Vous étiez des morts
Saint Paul ne ménage guère ses correspondants. Pour évoquer leur passé, sans doute encore très récent, il a des mots terribles : « vous étiez des morts par suite de vos fautes » (Ephésiens 2,4), « autrefois vous étiez ténèbres » (Ephésiens 5,8). Ailleurs, il leur rappelle les actions qu’ils commettaient jadis et dont aujourd’hui ils « rougissent » (Romains 6,21). Bien sûr, tous ces rappels sont là pour mettre en valeur le changement opéré : « maintenant vous êtes lumière ! » (Ephésiens 5,8). Mais était-il nécessaire pour autant de noircir ainsi le passé ?
Paul n’exagère rien. Même s’il sait que tout n’est pas corrompu dans le monde où il vit, s’il a lu les stoïciens et fréquenté une élite de philosophes, il voit lucidement la profonde corruption morale qui s’étale devant lui. Les fouilles de Pompéi ont révélé des mosaïques presque contemporaines qui détaillent toutes les turpitudes érotiques auxquelles on peut se livrer, avec une sorte de frénésie qui n’est pas sans rappeler la propagande dont nous sommes victimes aujourd’hui. Mais, sans aller jusqu’à ces extrêmes, c’est vrai que la vie des hommes livrés à eux-mêmes n’est pas belle.

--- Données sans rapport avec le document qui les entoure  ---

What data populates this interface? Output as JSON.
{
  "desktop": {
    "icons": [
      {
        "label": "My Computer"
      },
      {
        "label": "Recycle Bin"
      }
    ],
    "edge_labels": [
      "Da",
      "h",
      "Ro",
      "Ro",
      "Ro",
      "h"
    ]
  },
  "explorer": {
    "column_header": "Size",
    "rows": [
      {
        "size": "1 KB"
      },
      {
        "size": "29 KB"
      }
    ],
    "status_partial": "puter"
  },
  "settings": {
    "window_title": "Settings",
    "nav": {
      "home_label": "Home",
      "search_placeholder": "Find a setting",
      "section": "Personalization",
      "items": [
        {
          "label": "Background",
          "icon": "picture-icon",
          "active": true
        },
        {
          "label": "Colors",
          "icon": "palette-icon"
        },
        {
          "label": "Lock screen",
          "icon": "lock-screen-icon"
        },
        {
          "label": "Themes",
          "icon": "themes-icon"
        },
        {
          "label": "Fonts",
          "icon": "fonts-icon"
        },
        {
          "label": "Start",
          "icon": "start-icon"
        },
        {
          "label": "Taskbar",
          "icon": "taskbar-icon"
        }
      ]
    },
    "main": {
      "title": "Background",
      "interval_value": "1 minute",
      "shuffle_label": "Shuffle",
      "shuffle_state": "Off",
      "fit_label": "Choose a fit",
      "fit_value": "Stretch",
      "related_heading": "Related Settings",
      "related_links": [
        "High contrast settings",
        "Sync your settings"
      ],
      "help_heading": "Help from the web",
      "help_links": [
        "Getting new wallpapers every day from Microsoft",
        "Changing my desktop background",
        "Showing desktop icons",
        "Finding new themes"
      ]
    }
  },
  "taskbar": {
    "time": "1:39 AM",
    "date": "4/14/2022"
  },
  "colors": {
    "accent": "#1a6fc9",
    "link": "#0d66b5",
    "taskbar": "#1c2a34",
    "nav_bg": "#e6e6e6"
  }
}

L’individu ne naît pas bon, n’en déplaise à Jean-Jacques Rousseau : dès sa plus petite enfance, l’enfant cherche à faire souffrir, il veut ravir la première place etc…. La vie sociale et l’éducation mettent un certain vernis de civilité et de réserve par-dessus nos instincts, mais il ne faut pas grand-chose pour que la bête en nous ressurgisse.
Alors, pourquoi Dieu a-t-il « tant aimé le monde », comme le déclare l’évangile d’aujourd’hui ? Et le mot employé est le pire : chez saint Jean, le « monde », c’est ce qui est le plus opposé à Dieu. Le monde avait-il quelque chose d’aimable pour Dieu ? Bien sûr, nous avons tous en tête la phrase où Paul manie le paradoxe : « la preuve que Dieu nous aime, c’est que le Christ, alors que nous étions encore pécheurs, est mort pour nous » (Romains 5,8). D’accord, l’amour de Dieu est gratuit, nous avions compris, mais est-il acceptable d’être aimé sans qu’il y ait la moindre valeur dans l’être aimé ? Si Dieu doit se boucher le nez pour s’approcher de notre pourriture, voudrions-nous de cet amour par trop inégal? L’amour, quand il n’y a plus d’attrait pour l’être aimé, devient un devoir dont on s’acquitte, un simple dévouement que nous craignons de trouver chez ceux qui nous visitent quand nous sommes malades ou âgés. Dieu ne peut pas être ainsi : dans le Cantique des Cantiques, l’amant se passionne pour celle qu’il aime. Mais la question est toujours là : de quoi Dieu peut-il se passionner qu’il n’ait mis lui-même en nous par sa grâce ? Qu’est-ce qui fait que ce petit être capricieux et retors peut attirer les soins empressés de Celui qui est la perfection même ?
C’est notre pauvreté même qui l’attire, risque sainte Thérèse. Dieu voit en l’homme une possibilité, un inachèvement qui peut déboucher sur le mal, et même sur la damnation éternelle, mais qui peut aussi donner à force de soins un être merveilleux qui donne à l’Amour une réponse imprévue, inattendue, non programmée. C’est cela le beau risque de Dieu.